When my son was born I was informed of a number of ‘milestones’ and ‘phases’ to look out for.
The obvious ones were when my wobbly little snot-monster took his first steps, or his first full sleep through the night (nope, can’t remember that one), his first tooth cutting through and his first wee in a potty. But nowhere in these glossy, cheery parenting magazines do they tell you about toddler night terrors?!!!’ I’ll also tell you all about the car farts later (yes, I know, you can’t wait!) So these nightmares have been occurring with my son over the past couple of months and it makes me so sad to see my little boy upset like this, that and the fact that yet again he isn’t sleeping through – so it’s not nice for us all. So of course you start to question, why? Is it something he’s seen and I’ve not shielded him from? Why is he thinking nasty thoughts? What do these nightmares mean?

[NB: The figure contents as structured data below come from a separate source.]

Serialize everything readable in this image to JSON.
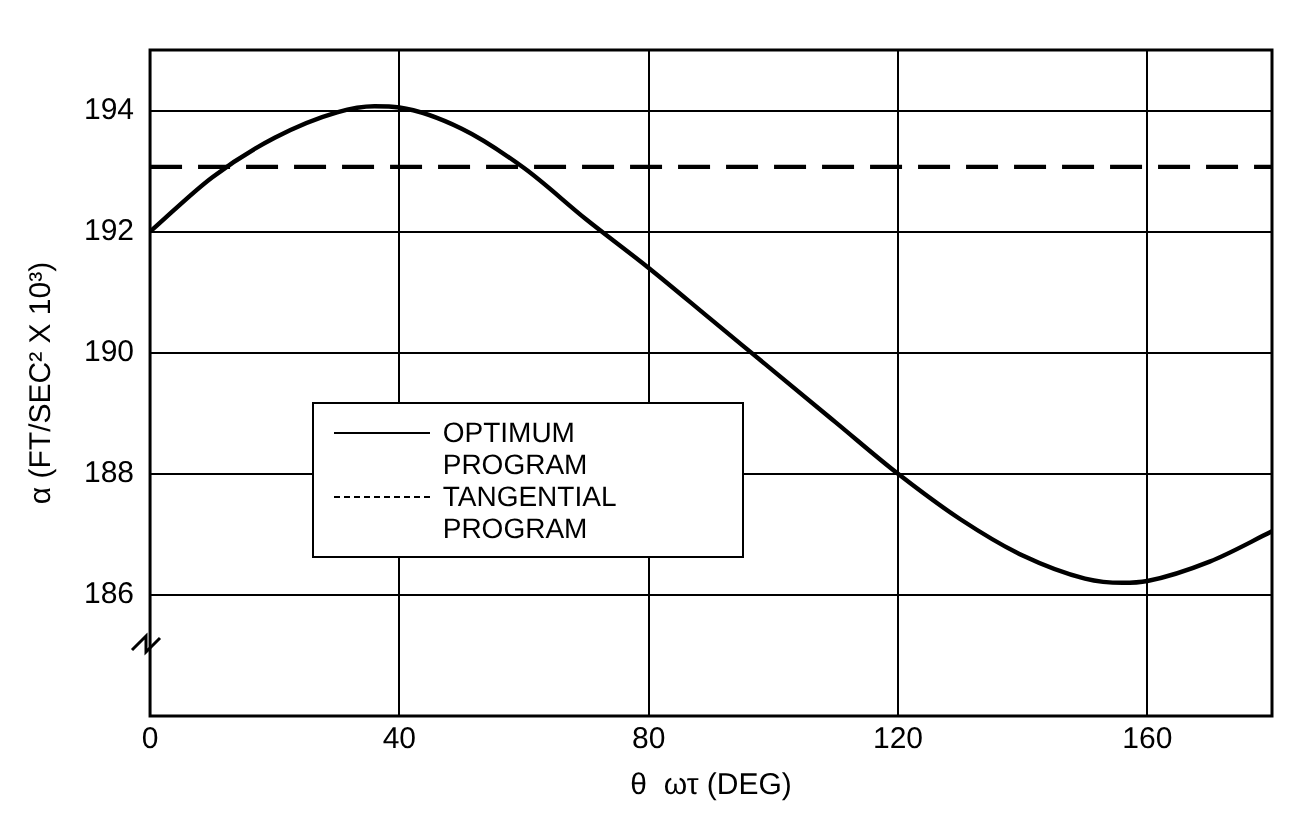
{
  "chart_data": {
    "type": "line",
    "xlabel": "θ  ωτ (DEG)",
    "ylabel": "α (FT/SEC² X 10³)",
    "xlim": [
      0,
      180
    ],
    "xticks": [
      0,
      40,
      80,
      120,
      160
    ],
    "ylim": [
      184,
      195
    ],
    "yticks": [
      186,
      188,
      190,
      192,
      194
    ],
    "grid": true,
    "legend": "left",
    "marker": "none",
    "series": [
      {
        "name": "OPTIMUM PROGRAM",
        "color": "#000000",
        "line_style": "solid",
        "x": [
          0,
          10,
          20,
          30,
          36,
          40,
          50,
          60,
          70,
          80,
          90,
          100,
          110,
          120,
          130,
          140,
          150,
          156,
          160,
          170,
          180
        ],
        "values": [
          192.0,
          192.9,
          193.55,
          193.97,
          194.07,
          194.05,
          193.7,
          193.05,
          192.2,
          191.4,
          190.55,
          189.7,
          188.85,
          188.0,
          187.25,
          186.65,
          186.27,
          186.2,
          186.23,
          186.55,
          187.05
        ]
      },
      {
        "name": "TANGENTIAL PROGRAM",
        "color": "#000000",
        "line_style": "dashed",
        "x": [
          0,
          180
        ],
        "values": [
          193.07,
          193.07
        ]
      }
    ]
  }
}
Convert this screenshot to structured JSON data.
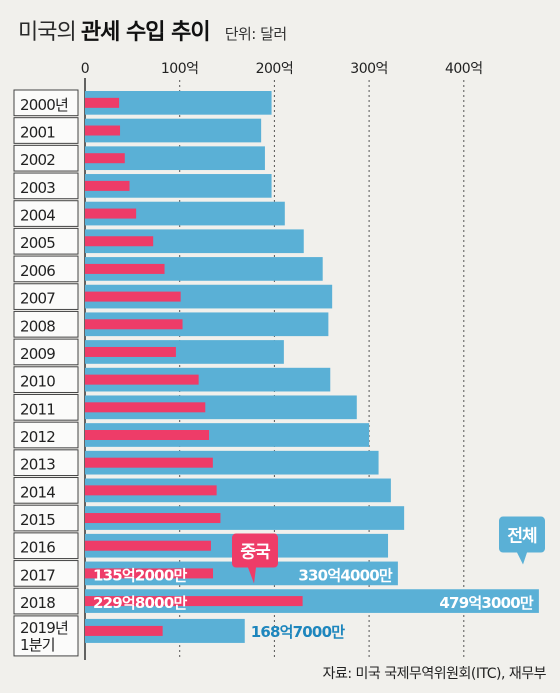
{
  "title_light": "미국의",
  "title_bold": "관세 수입 추이",
  "unit": "단위: 달러",
  "source": "자료: 미국 국제무역위원회(ITC), 재무부",
  "colors": {
    "total": "#5ab0d6",
    "china": "#ee3c68",
    "text_total": "#1e86bd",
    "axis": "#333333",
    "bg": "#f1f0ec"
  },
  "chart_data": {
    "type": "bar",
    "orientation": "horizontal",
    "x_ticks": [
      0,
      100,
      200,
      300,
      400
    ],
    "x_tick_labels": [
      "0",
      "100억",
      "200억",
      "300억",
      "400억"
    ],
    "xlim": [
      0,
      480
    ],
    "categories": [
      "2000년",
      "2001",
      "2002",
      "2003",
      "2004",
      "2005",
      "2006",
      "2007",
      "2008",
      "2009",
      "2010",
      "2011",
      "2012",
      "2013",
      "2014",
      "2015",
      "2016",
      "2017",
      "2018",
      "2019년\n1분기"
    ],
    "series": [
      {
        "name": "전체",
        "values": [
          197,
          186,
          190,
          197,
          211,
          231,
          251,
          261,
          257,
          210,
          259,
          287,
          300,
          310,
          323,
          337,
          320,
          330.4,
          479.3,
          168.7
        ]
      },
      {
        "name": "중국",
        "values": [
          36,
          37,
          42,
          47,
          54,
          72,
          84,
          101,
          103,
          96,
          120,
          127,
          131,
          135,
          139,
          143,
          133,
          135.2,
          229.8,
          82
        ]
      }
    ],
    "data_labels": [
      {
        "category": "2017",
        "series": "중국",
        "text": "135억2000만"
      },
      {
        "category": "2017",
        "series": "전체",
        "text": "330억4000만"
      },
      {
        "category": "2018",
        "series": "중국",
        "text": "229억8000만"
      },
      {
        "category": "2018",
        "series": "전체",
        "text": "479억3000만"
      },
      {
        "category": "2019년\n1분기",
        "series": "전체",
        "text": "168억7000만"
      }
    ]
  }
}
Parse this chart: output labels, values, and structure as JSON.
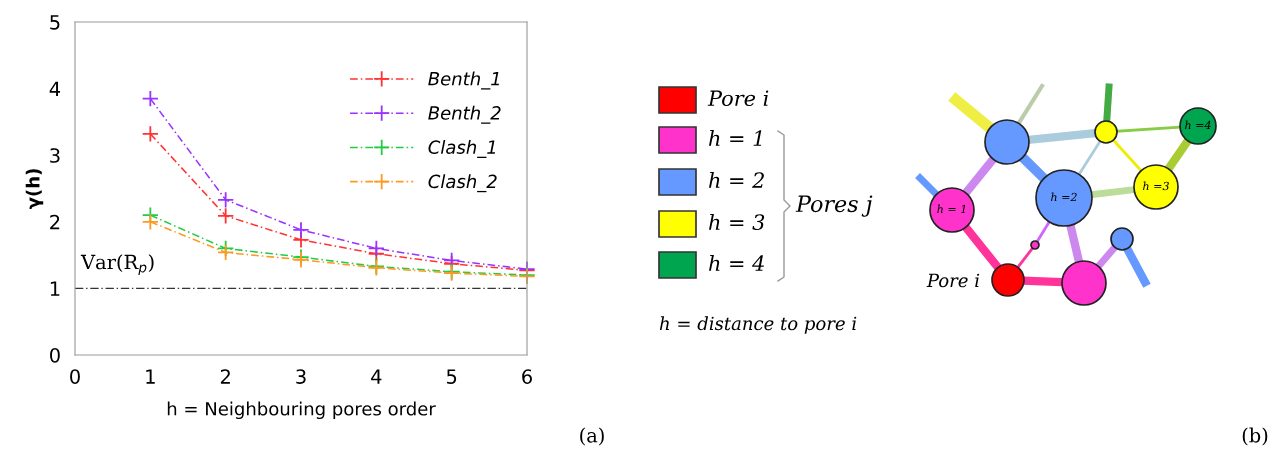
{
  "chart_data": [
    {
      "type": "line",
      "xlabel": "h = Neighbouring pores order",
      "ylabel": "γ(h)",
      "x": [
        1,
        2,
        3,
        4,
        5,
        6
      ],
      "series": [
        {
          "name": "Benth_1",
          "color": "#ff3333",
          "values": [
            3.32,
            2.09,
            1.73,
            1.52,
            1.37,
            1.27
          ]
        },
        {
          "name": "Benth_2",
          "color": "#9933ff",
          "values": [
            3.85,
            2.33,
            1.88,
            1.6,
            1.42,
            1.29
          ]
        },
        {
          "name": "Clash_1",
          "color": "#22cc44",
          "values": [
            2.1,
            1.6,
            1.47,
            1.33,
            1.25,
            1.2
          ]
        },
        {
          "name": "Clash_2",
          "color": "#ff9922",
          "values": [
            2.0,
            1.54,
            1.43,
            1.31,
            1.23,
            1.18
          ]
        }
      ],
      "xlim": [
        0,
        6
      ],
      "ylim": [
        0,
        5
      ],
      "xticks": [
        0,
        1,
        2,
        3,
        4,
        5,
        6
      ],
      "yticks": [
        0,
        1,
        2,
        3,
        4,
        5
      ],
      "ref_lines": [
        {
          "axis": "y",
          "value": 1,
          "label": "Var(R$_{p}$)",
          "color": "#333333"
        }
      ],
      "marker": "cross",
      "line_style": "dashed",
      "legend": "top right",
      "grid": false,
      "annotations": [
        "(a)"
      ]
    },
    {
      "type": "other",
      "annotations": [
        "Pore i",
        "h = 1",
        "h = 2",
        "h = 3",
        "h = 4",
        "Pores j",
        "h = distance to pore i",
        "h = 1",
        "h =2",
        "h =3",
        "h =4",
        "Pore i",
        "(b)"
      ]
    }
  ]
}
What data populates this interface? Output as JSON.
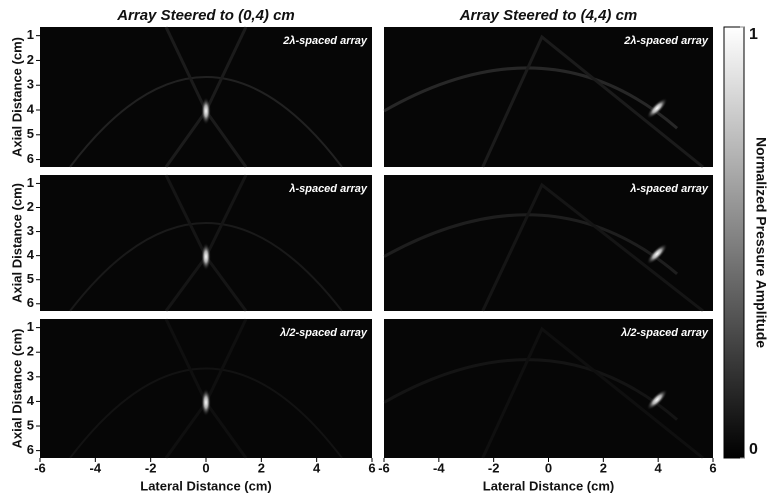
{
  "chart_data": [
    {
      "type": "heatmap",
      "title": "Array Steered to (0,4) cm",
      "annotation": "2λ-spaced array",
      "ylabel": "Axial Distance (cm)",
      "xlim": [
        -6,
        6
      ],
      "ylim": [
        0.65,
        6.3
      ],
      "yticks": [
        1,
        2,
        3,
        4,
        5,
        6
      ]
    },
    {
      "type": "heatmap",
      "title": "Array Steered to (4,4) cm",
      "annotation": "2λ-spaced array",
      "xlim": [
        -6,
        6
      ],
      "ylim": [
        0.65,
        6.3
      ]
    },
    {
      "type": "heatmap",
      "annotation": "λ-spaced array",
      "ylabel": "Axial Distance (cm)",
      "xlim": [
        -6,
        6
      ],
      "ylim": [
        0.65,
        6.3
      ],
      "yticks": [
        1,
        2,
        3,
        4,
        5,
        6
      ]
    },
    {
      "type": "heatmap",
      "annotation": "λ-spaced array",
      "xlim": [
        -6,
        6
      ],
      "ylim": [
        0.65,
        6.3
      ]
    },
    {
      "type": "heatmap",
      "annotation": "λ/2-spaced array",
      "ylabel": "Axial Distance (cm)",
      "xlabel": "Lateral Distance (cm)",
      "xlim": [
        -6,
        6
      ],
      "ylim": [
        0.65,
        6.3
      ],
      "yticks": [
        1,
        2,
        3,
        4,
        5,
        6
      ],
      "xticks": [
        -6,
        -4,
        -2,
        0,
        2,
        4,
        6
      ]
    },
    {
      "type": "heatmap",
      "annotation": "λ/2-spaced array",
      "xlabel": "Lateral Distance (cm)",
      "xlim": [
        -6,
        6
      ],
      "ylim": [
        0.65,
        6.3
      ],
      "xticks": [
        -6,
        -4,
        -2,
        0,
        2,
        4,
        6
      ]
    },
    {
      "type": "colorbar",
      "label": "Normalized Pressure Amplitude",
      "ylim": [
        0,
        1
      ],
      "yticks": [
        0,
        1
      ]
    }
  ]
}
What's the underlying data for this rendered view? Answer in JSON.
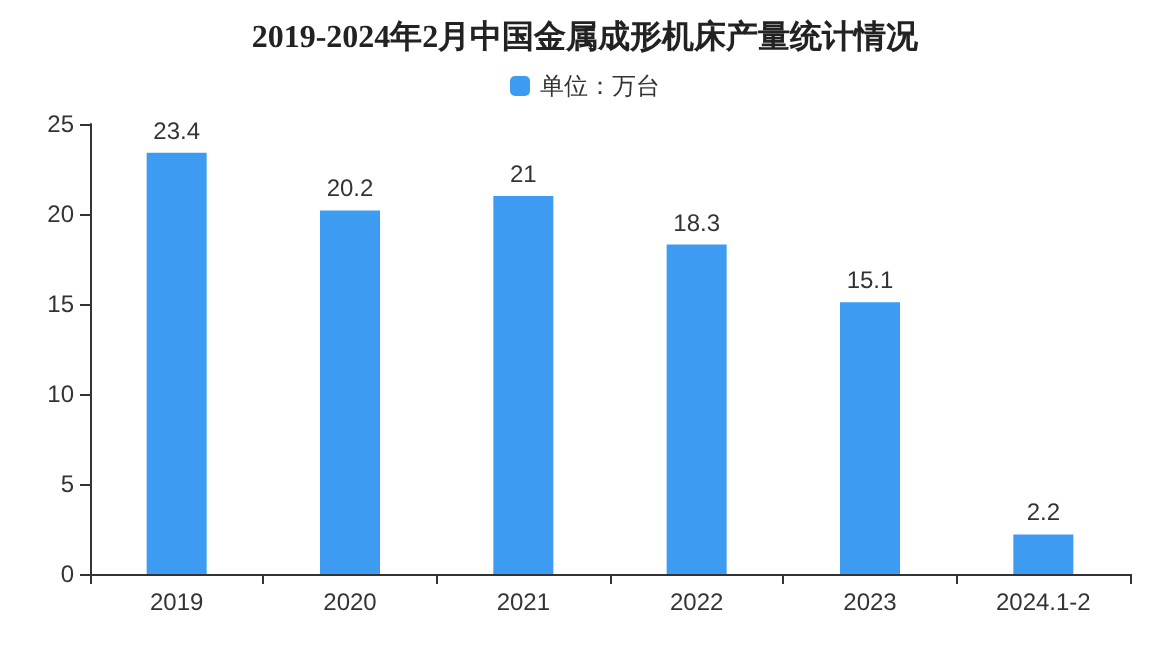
{
  "chart_data": {
    "type": "bar",
    "title": "2019-2024年2月中国金属成形机床产量统计情况",
    "categories": [
      "2019",
      "2020",
      "2021",
      "2022",
      "2023",
      "2024.1-2"
    ],
    "series": [
      {
        "name": "单位：万台",
        "color": "#3d9cf2",
        "values": [
          23.4,
          20.2,
          21,
          18.3,
          15.1,
          2.2
        ]
      }
    ],
    "ylim": [
      0,
      25
    ],
    "yticks": [
      0,
      5,
      10,
      15,
      20,
      25
    ],
    "grid": false,
    "legend": "top",
    "data_labels": true
  }
}
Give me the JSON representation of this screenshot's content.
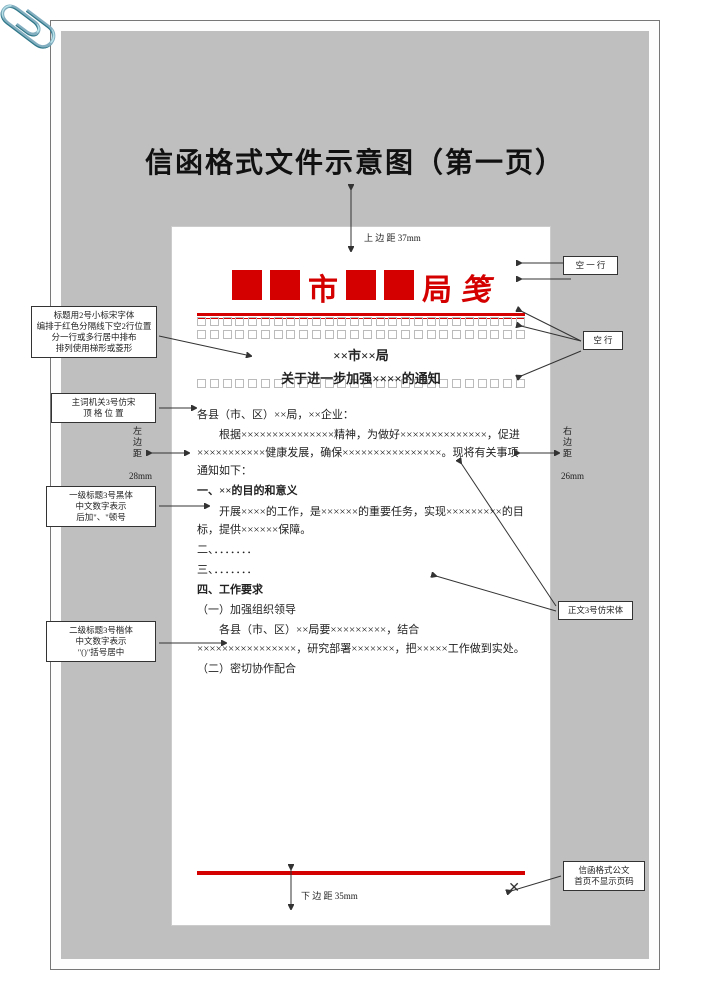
{
  "main_title": "信函格式文件示意图（第一页）",
  "letterhead": {
    "char1": "市",
    "char2": "局",
    "char3": "笺"
  },
  "colors": {
    "red": "#d40000",
    "grey_bg": "#bfbfbf",
    "box_border": "#bbbbbb",
    "text": "#222222"
  },
  "dimensions": {
    "top_margin": "上 边 距 37mm",
    "left_margin": "左 边 距 28mm",
    "right_margin": "右 边 距 26mm",
    "bottom_margin": "下 边 距 35mm"
  },
  "notes": {
    "blank_line_top": "空 一 行",
    "blank_line_side": "空 行",
    "title_note": "标题用2号小标宋字体\n编排于红色分隔线下空2行位置\n分一行或多行居中排布\n排列使用梯形或菱形",
    "main_org_note": "主词机关3号仿宋\n顶 格 位 置",
    "h1_note": "一级标题3号黑体\n中文数字表示\n后加\"、\"顿号",
    "h2_note": "二级标题3号楷体\n中文数字表示\n\"()\"括号居中",
    "body_font_note": "正文3号仿宋体",
    "footer_note": "信函格式公文\n首页不显示页码"
  },
  "body": {
    "title1": "××市××局",
    "title2": "关于进一步加强××××的通知",
    "addressee": "各县（市、区）××局，××企业：",
    "para1": "　　根据×××××××××××××××精神，为做好××××××××××××××，促进×××××××××××健康发展，确保××××××××××××××××。现将有关事项通知如下：",
    "h1": "一、××的目的和意义",
    "para2": "　　开展××××的工作，是××××××的重要任务，实现×××××××××的目标，提供××××××保障。",
    "h1b": "二、．．．．．．．",
    "h1c": "三、．．．．．．．",
    "h1d": "四、工作要求",
    "h2a": "（一）加强组织领导",
    "para3": "　　各县（市、区）××局要×××××××××，结合××××××××××××××××，研究部署×××××××，把×××××工作做到实处。",
    "h2b": "（二）密切协作配合"
  }
}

The majority of the time my son can’t remember the nightmares but there have been a few that were rather unpleasant, like when he woke screaming and shouting, “Mummy someone is sat on my chest!”. I remember going into his room at 3am, feeling torn between ‘I must protect my son’ and ‘I’m sh*itting myself – what the feck is in there?!?’
So I usually try to settle my son with a cuddle and a cup of milk, which normally does the trick. But sometimes he gets that upset that he has to come into my bed. Fortunately these nightmares seem to have subsided now, just in time to be replaced with a never-ending dry/croupy cough. But who needs sleep, eh?
Anyway, after one rare occasion where I had a little more sleep than usual, I suddenly thought rationally about this and I have come to the conclusion that it is just his little imagination fired up with questions and queries that get lost in translation. That this is just ANOTHER one of these bloody phases the little tykes go through and that you have to say strong and calm for them. You can secretly sh*t yourself on the inside (by all means) but they definitely need you to be their calm in the storm.
So, back to the car farts….Why are they SO God damn funny and why do they smell SO much more potent when you are travelling in your car? How the heck can a three year old deliver such a potent parp that it almost makes me physically gag whilst driving?!! It’s simply because he’s turning into a boy, that’s why, and boys are generally gross will always find farts funny. That and he eats lots of beans. That might have something to do with it.
So what has (made up) Phase No 17 taught me?
- 1. If your child’s night terror is monster-related, try spraying the room with a water spray, labelled ‘monster spray’, to help settle your child. This one works quite well.
- 2. Never underestimate the power of your child’s fart. If they let go in a car, it can often make your eyes water so always have your window slightly ajar, even in the winter. Stay vigilant.
- 3. Toddler morning breath is also SO RANK. I’m sure many of you are already aware of this, but during a night terror, when you go in for a cuddle and kiss, it seems to be amplified! Maybe it’s more potent because it’s mixed with ‘fear breath’ (which is a whole new blog-post), I don’t know but, nevertheless, one to watch out for!